When most people talk about and “conditioning” and how to “build your engine,” they’re referring to development of your energy systems. What makes CrossFit unique, is the use of higher skill movements in a conditioning setting. This means that we can be limited by movement skill (efficiency), energy systems development, or stamina in a given workout. In a well-balanced program (see also, Viking Athletics), some workouts are dedicated purely to the development of energy systems. You can also practice skills over time, eliminating that obstacle. How then, can we improve stamina? There are 3 ways.
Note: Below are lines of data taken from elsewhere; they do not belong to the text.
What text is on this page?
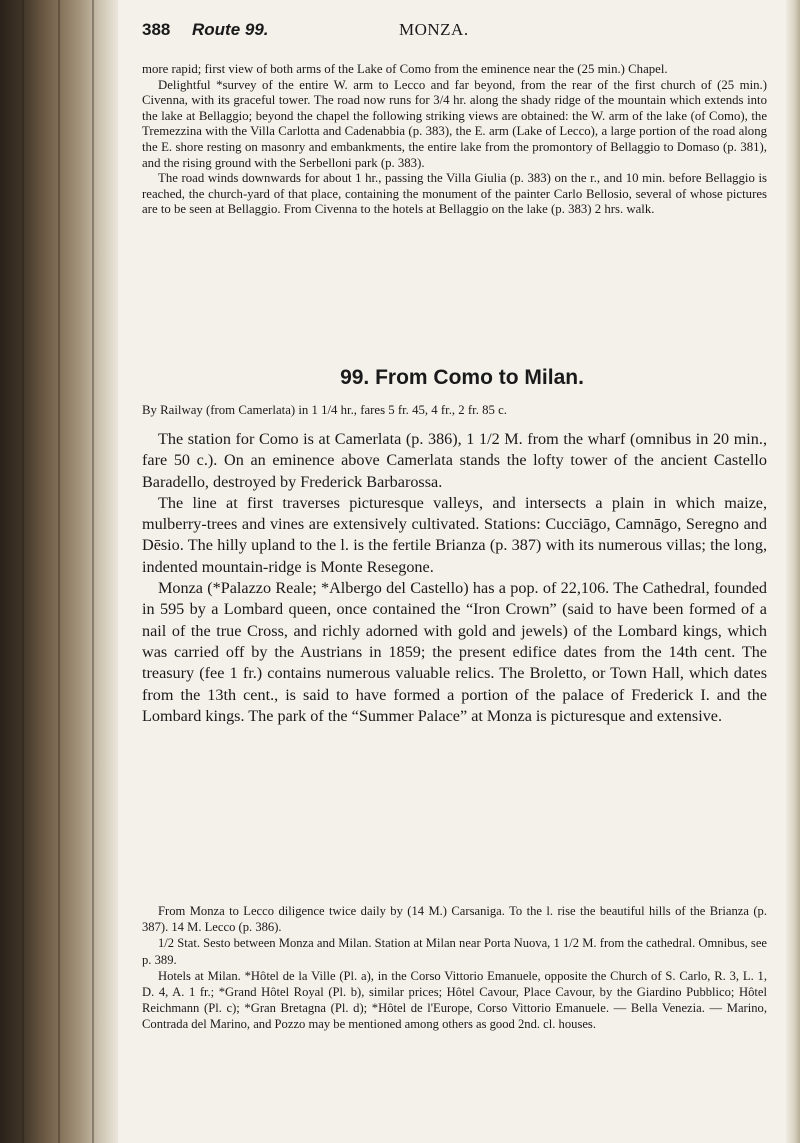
388 Route 99.	MONZA.

more rapid; first view of both arms of the Lake of Como from the eminence near the (25 min.) Chapel.

Delightful *survey of the entire W. arm to Lecco and far beyond, from the rear of the first church of (25 min.) Civenna, with its graceful tower. The road now runs for 3/4 hr. along the shady ridge of the mountain which extends into the lake at Bellaggio; beyond the chapel the following striking views are obtained: the W. arm of the lake (of Como), the Tremezzina with the Villa Carlotta and Cadenabbia (p. 383), the E. arm (Lake of Lecco), a large portion of the road along the E. shore resting on masonry and embankments, the entire lake from the promontory of Bellaggio to Domaso (p. 381), and the rising ground with the Serbelloni park (p. 383).

The road winds downwards for about 1 hr., passing the Villa Giulia (p. 383) on the r., and 10 min. before Bellaggio is reached, the church-yard of that place, containing the monument of the painter Carlo Bellosio, several of whose pictures are to be seen at Bellaggio. From Civenna to the hotels at Bellaggio on the lake (p. 383) 2 hrs. walk.

99. From Como to Milan.
By Railway (from Camerlata) in 1 1/4 hr., fares 5 fr. 45, 4 fr., 2 fr. 85 c.

The station for Como is at Camerlata (p. 386), 1 1/2 M. from the wharf (omnibus in 20 min., fare 50 c.). On an eminence above Camerlata stands the lofty tower of the ancient Castello Baradello, destroyed by Frederick Barbarossa.

The line at first traverses picturesque valleys, and intersects a plain in which maize, mulberry-trees and vines are extensively cultivated. Stations: Cucciāgo, Camnāgo, Seregno and Dēsio. The hilly upland to the l. is the fertile Brianza (p. 387) with its numerous villas; the long, indented mountain-ridge is Monte Resegone.

Monza (*Palazzo Reale; *Albergo del Castello) has a pop. of 22,106. The Cathedral, founded in 595 by a Lombard queen, once contained the “Iron Crown” (said to have been formed of a nail of the true Cross, and richly adorned with gold and jewels) of the Lombard kings, which was carried off by the Austrians in 1859; the present edifice dates from the 14th cent. The treasury (fee 1 fr.) contains numerous valuable relics. The Broletto, or Town Hall, which dates from the 13th cent., is said to have formed a portion of the palace of Frederick I. and the Lombard kings. The park of the “Summer Palace” at Monza is picturesque and extensive.

From Monza to Lecco diligence twice daily by (14 M.) Carsaniga. To the l. rise the beautiful hills of the Brianza (p. 387). 14 M. Lecco (p. 386).

1/2 Stat. Sesto between Monza and Milan. Station at Milan near Porta Nuova, 1 1/2 M. from the cathedral. Omnibus, see p. 389.

Hotels at Milan. *Hôtel de la Ville (Pl. a), in the Corso Vittorio Emanuele, opposite the Church of S. Carlo, R. 3, L. 1, D. 4, A. 1 fr.; *Grand Hôtel Royal (Pl. b), similar prices; Hôtel Cavour, Place Cavour, by the Giardino Pubblico; Hôtel Reichmann (Pl. c); *Gran Bretagna (Pl. d); *Hôtel de l'Europe, Corso Vittorio Emanuele. — Bella Venezia. — Marino, Contrada del Marino, and Pozzo may be mentioned among others as good 2nd. cl. houses.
First, we can improve the duration of our push. For example, if you can sprint 200 meters at max pace, the next time you sprint, you can try to increase the distance to 220, or 250, at the same pace. Or, in the case of “Fran,” maybe you can perform 10 unbroken thrusters. You can practice performing sets of them and increase the reps each time – 11, then 12, etc.
Second, we can decrease the amount of rest time. In the case of running, let’s say we have 200m sprints. We start out running 8 intervals, with 3 minutes of rest between them. We can repeat this workout with 2.5 mins rest, 2 mins rest, etc. The same goes for sets of thrusters – we can decrease rest time between them.
Finally, and this is what’s going to provide the most bang for your buck in a workout setting with multiple movements, we can improve our ability to clear fatigue. What does this mean? When we perform higher intensity work, we use type 2 muscle fibers. These use anaerobic energy sources, and create waste called lactate. Lactate is an energy source for type 1 muscle fibers. So, while type 2 fibers create fatigue, type 1 fibers can clear it. Developing these fibers improves our ability to clear fatigue.
How do we do that? We make our rest HARDER, rather than shorter. This means that we perform the same movement that created fatigue in the first place, but at a much lower intensity. In the case of our sprints, instead of complete rest between intervals, we can walk. Eventually, this walk becomes a slow jog, and then a slightly faster one. Eventually, we get to a point where we can sustain a fast run pace without accumulating fatigue. Similarly, for thrusters, instead of resting completely between sets, we would perform slow thrusters with a PVC pipe. We’d move from that to an empty bar, then a slightly loaded bar, etc. Eventually, you get to a point where you can handle significant weight with type 1 fibers, and we just slow down our cycle time to switch between type 1 and type 2.
If we perform all 3 methods of improving stamina, we’ll be able to push harder for longer, and then a quick lowering of pace will allow us to recover and push hard once again. These methods can be used for any movement. This is how you improve stamina and build your engine.